I recently commented on a friend’s Facebook post about AngularJS stating that I hoped Angular dies a quick and horrible death. I guess that was a bit harsh, but I have to admit that I’m tired of reading about it. To be fair, I have created an Angular app that used routing, controllers, basic authentication, WebAPI, and messaging, so I do have some experience with it. I liked it, it was nice, and the architecture is sound.
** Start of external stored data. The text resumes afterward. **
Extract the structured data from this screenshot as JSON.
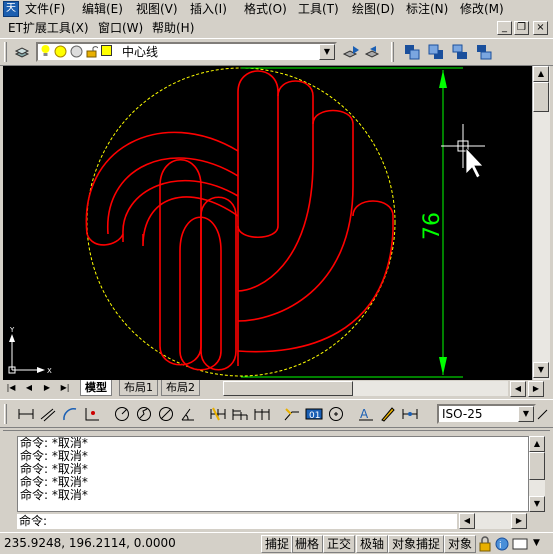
{
  "menubar": {
    "row1": [
      "文件(F)",
      "编辑(E)",
      "视图(V)",
      "插入(I)",
      "格式(O)",
      "工具(T)",
      "绘图(D)",
      "标注(N)",
      "修改(M)"
    ],
    "row2": [
      "ET扩展工具(X)",
      "窗口(W)",
      "帮助(H)"
    ],
    "window_buttons": [
      "_",
      "❐",
      "×"
    ]
  },
  "layer": {
    "current": "中心线"
  },
  "drawing": {
    "dimension": "76"
  },
  "tabs": {
    "items": [
      "模型",
      "布局1",
      "布局2"
    ]
  },
  "dim_style": {
    "value": "ISO-25"
  },
  "command": {
    "history": [
      "命令: *取消*",
      "命令: *取消*",
      "命令: *取消*",
      "命令: *取消*",
      "命令: *取消*"
    ],
    "prompt": "命令:"
  },
  "status": {
    "coordinates": "235.9248, 196.2114, 0.0000",
    "toggles": [
      "捕捉",
      "栅格",
      "正交",
      "极轴",
      "对象捕捉",
      "对象"
    ]
  },
  "colors": {
    "canvas_bg": "#000000",
    "drawing": "#ff0000",
    "dimension": "#00ff00",
    "circle": "#ffff00",
    "chrome": "#d4d0c8"
  }
}
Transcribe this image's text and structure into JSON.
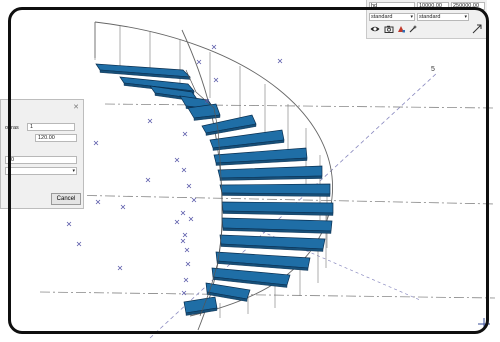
{
  "property_panel": {
    "field_top_left": "hd",
    "field_value_1": "10000.00",
    "field_value_2": "250000.00",
    "select_1": "standard",
    "select_2": "standard",
    "tools": [
      "eye-icon",
      "camera-icon",
      "paint-icon",
      "wand-icon"
    ]
  },
  "dialog": {
    "label_prefix": "opras",
    "field_1": "1",
    "field_2": "120.00",
    "field_3": "00",
    "select_value": "",
    "cancel_label": "Cancel"
  },
  "viewport": {
    "axis_label": "5"
  },
  "colors": {
    "step_fill": "#1f6ea6",
    "step_edge": "#0a2f50",
    "guide_line": "#6a6aa8",
    "marker": "#5a5aaa"
  }
}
I don’t understand why people are abandoning ASP.NET for SPA (Angular in particular). Are postbacks really that bad? The AJAX-style communication with the server is overrated in my book. If you build a good user interface and have a decent connection, then Angular and ASP.NET should take the same amount of time. Front-loading JS libraries or waiting for the server to respond take the same amount of effort. And, you are more kind to a larger install base of browsers. Angular takes a somewhat arrogant approach to browsers in that it only works on the latest. It is unapologetic about this. I see much the same attitude from developers of Angular apps, as well. They seem to state that “if you don’t use the latest technology to access my app, then I have no time for you. I’ll be damned if I’m going to use that ‘old’ technology”. Not everyone is like this, but I have seen this attitude on some posts.
Simply using a technology because it’s new is not a good enough reason for me. When I developed my Angular JS app, I immediately saw where I was going to have trouble maintaining it in the future. Upgrades would require a complete rewrite and changes to the structure would require the same architectural challenges as any other technology.
I have Dependency Injection in my current application to help with dependencies, but with Entity Framework being the core of my data story, I don’t have a whole lot of trouble getting to what I need.
In the end, I think it comes down to your comfort level with using “old” technology. In my eyes, it’s a sign that it is tried and true. Just because something is new doesn’t mean it is better. However, looking at it from another angle, there are many new features being added to ASP.NET these days that make life a lot easier for the developer and make the application more efficient.
Of course, you’ll probably be reading another AngularJS post in the future where I’ve decided to use it after all and I couldn’t imagine using anything else. Maybe for my next project. But for now, I must work with WebForms and VB.NET.